I also disagree on Will Ferrell. I always find him totally tedious, no good 30 seconds, and not helped by being teamed with the annoying Kirstin Wiig.

As for Jody Foster, well I was not touched, I was offended. I'm not going to rail on at her here. It's all in Tallulah's blog for anyone interested in it, but of course part of it is her bringing along homophobe, anti-semite, wife/girl friend abuser and drunk Mel Gibson. His loathesome presence was a real damper on the evening for me.
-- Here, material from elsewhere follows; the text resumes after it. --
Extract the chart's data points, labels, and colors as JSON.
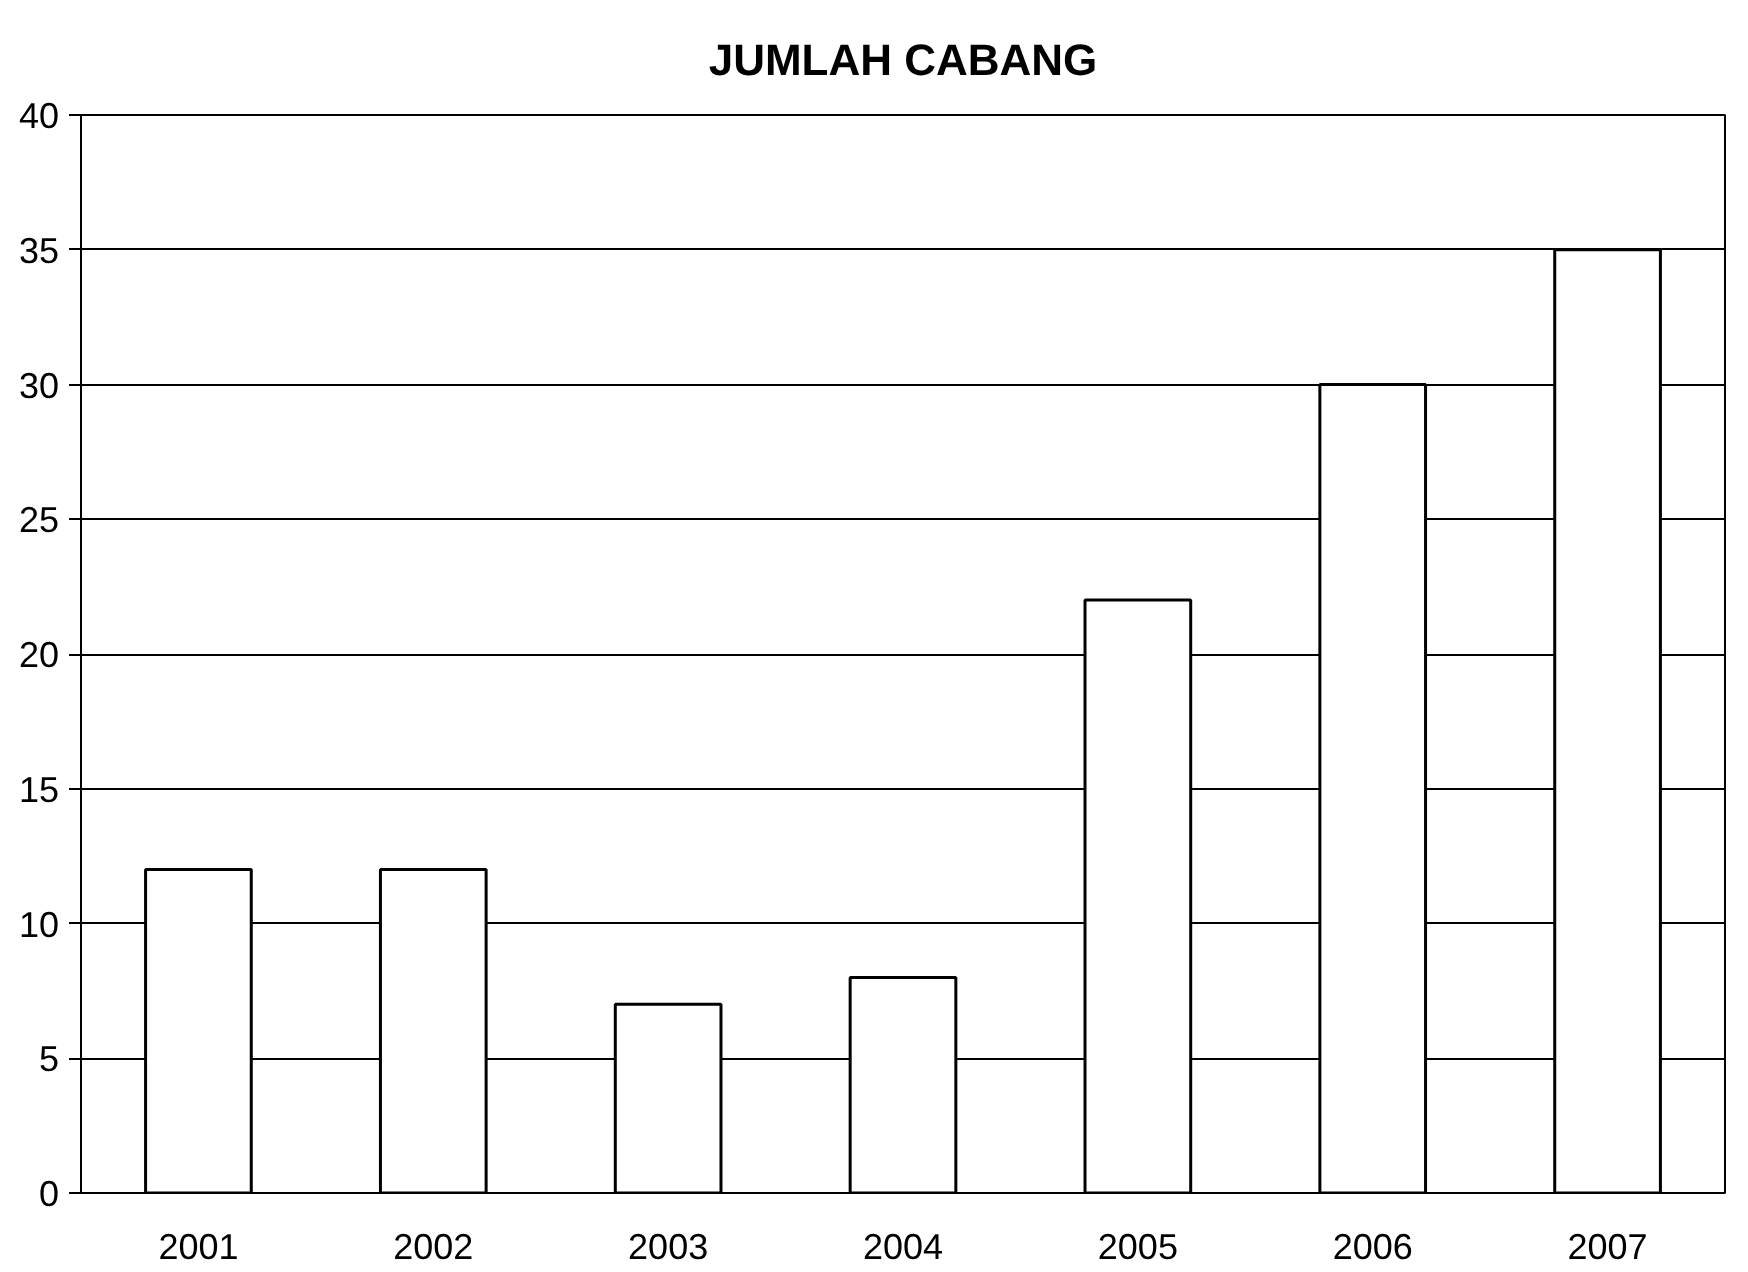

But I liked Hugh Jackman winning, and Ben Affleck, and a few others. Not Tarantino though. Ew.

myrna said...

How did NBC manage to get Smash nominated for a Golden Globe? Season 1 had so many problems that vast changes were deemed necessary for Season 2. Characters and storylines were removed; a new person was chosen to run the show.
Then there were endless commercials for the new season of Smash.

Johnny Walker said...

I was really impressed with Jodie Foster's speech. She seemed nervous but eloquent and honest. Quite moving.

Mel Ryane said...

Tina Fey and Amy Poehler were the best women hosts....
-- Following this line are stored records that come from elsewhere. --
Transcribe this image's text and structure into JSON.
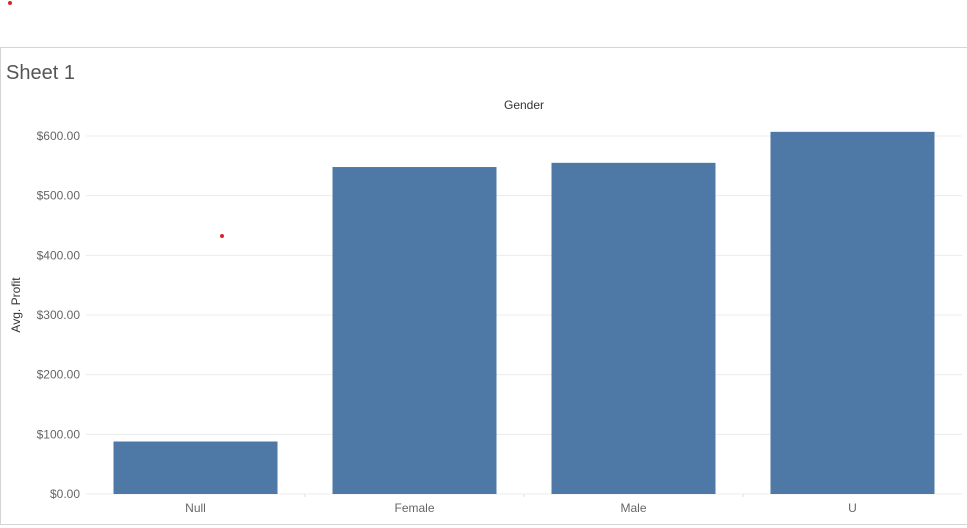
{
  "sheet": {
    "title": "Sheet 1"
  },
  "colors": {
    "bar": "#4e79a7",
    "marker": "#d62728",
    "gridline": "#ececec"
  },
  "chart_data": {
    "type": "bar",
    "title": "",
    "column_header": "Gender",
    "categories": [
      "Null",
      "Female",
      "Male",
      "U"
    ],
    "values": [
      88,
      548,
      555,
      607
    ],
    "xlabel": "",
    "ylabel": "Avg. Profit",
    "ylim": [
      0,
      600
    ],
    "yticks": [
      0,
      100,
      200,
      300,
      400,
      500,
      600
    ],
    "ytick_labels": [
      "$0.00",
      "$100.00",
      "$200.00",
      "$300.00",
      "$400.00",
      "$500.00",
      "$600.00"
    ],
    "grid": true,
    "legend": "none"
  }
}
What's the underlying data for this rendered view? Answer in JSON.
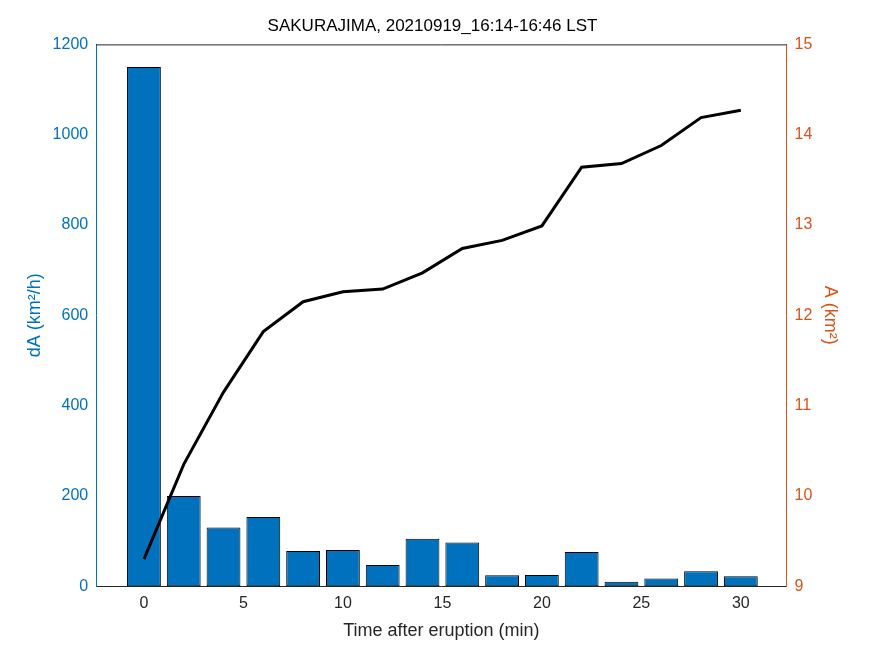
{
  "chart_data": {
    "type": "bar",
    "title": "SAKURAJIMA, 20210919_16:14-16:46 LST",
    "x_label": "Time after eruption (min)",
    "y_label": "dA (km²/h)",
    "y2_label": "A (km²)",
    "x": [
      0,
      2,
      4,
      6,
      8,
      10,
      12,
      14,
      16,
      18,
      20,
      22,
      24,
      26,
      28,
      30
    ],
    "series": [
      {
        "type": "bar",
        "color": "#0072bd",
        "axis": "y",
        "values": [
          1150,
          200,
          130,
          153,
          78,
          80,
          47,
          105,
          97,
          24,
          25,
          76,
          10,
          17,
          33,
          22
        ]
      },
      {
        "type": "line",
        "color": "#000000",
        "axis": "y2",
        "values": [
          9.3,
          10.35,
          11.15,
          11.82,
          12.15,
          12.26,
          12.29,
          12.47,
          12.74,
          12.83,
          12.99,
          13.64,
          13.68,
          13.88,
          14.19,
          14.27
        ]
      }
    ],
    "xlim": [
      -2.4,
      32.3
    ],
    "xticks": [
      0,
      5,
      10,
      15,
      20,
      25,
      30
    ],
    "ylim": [
      0,
      1200
    ],
    "yticks": [
      0,
      200,
      400,
      600,
      800,
      1000,
      1200
    ],
    "y2lim": [
      9,
      15
    ],
    "y2ticks": [
      9,
      10,
      11,
      12,
      13,
      14,
      15
    ],
    "grid": false
  }
}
Couldn't we agree best hosts of any gender?

VP81955 said...

Ah, the Bill Clinton appearance and Fey/Poehler quips shows Hollywood is greasing the wheels for Hillary in 2016. Joe Biden seeks the presidency at his peril; he should know by now not to mess with the Ivy League power structure when it comes to the top spot (in other words, more jokes about Biden gaffes from Harvard-educated writers -- remember, he's not one of them).

Ron Rettig said...

TV wrestling, Gorgeous George, et al, and roller derbies kept the nascent TV stations on the air with ad dollars. TV wrestling was once very serious business for broadcast TV.

D. McEwan said...

Wilson Crus posted these words today: "The part that pisses me off is that she got up there and mocked the risk all of the other people who came out while she was hiding for decades and made it possible for her to get up there and act as if it was a non issue. It's a non-issue because people risked their careers and yes, their lives, to make it so. So, on behalf of all those people, Jodie, you're welcome, and Fuck you." I must agree with Mr. Crus 100%

Chris said...

Friday question: what's up with the "developed by" credit? It seems to be used a lot in animated shows these days.

Unknown said...

They were very good hosts!

Read this outfit post for the red carpet!

Susan of Texas said...

Cruz came out when he was 19 and before starting a career. When Foster was 19 she had had a career for 16 years--and John Hinkley had just shot Reagan. So it is no surprise or shame that she would have a different view on privacy.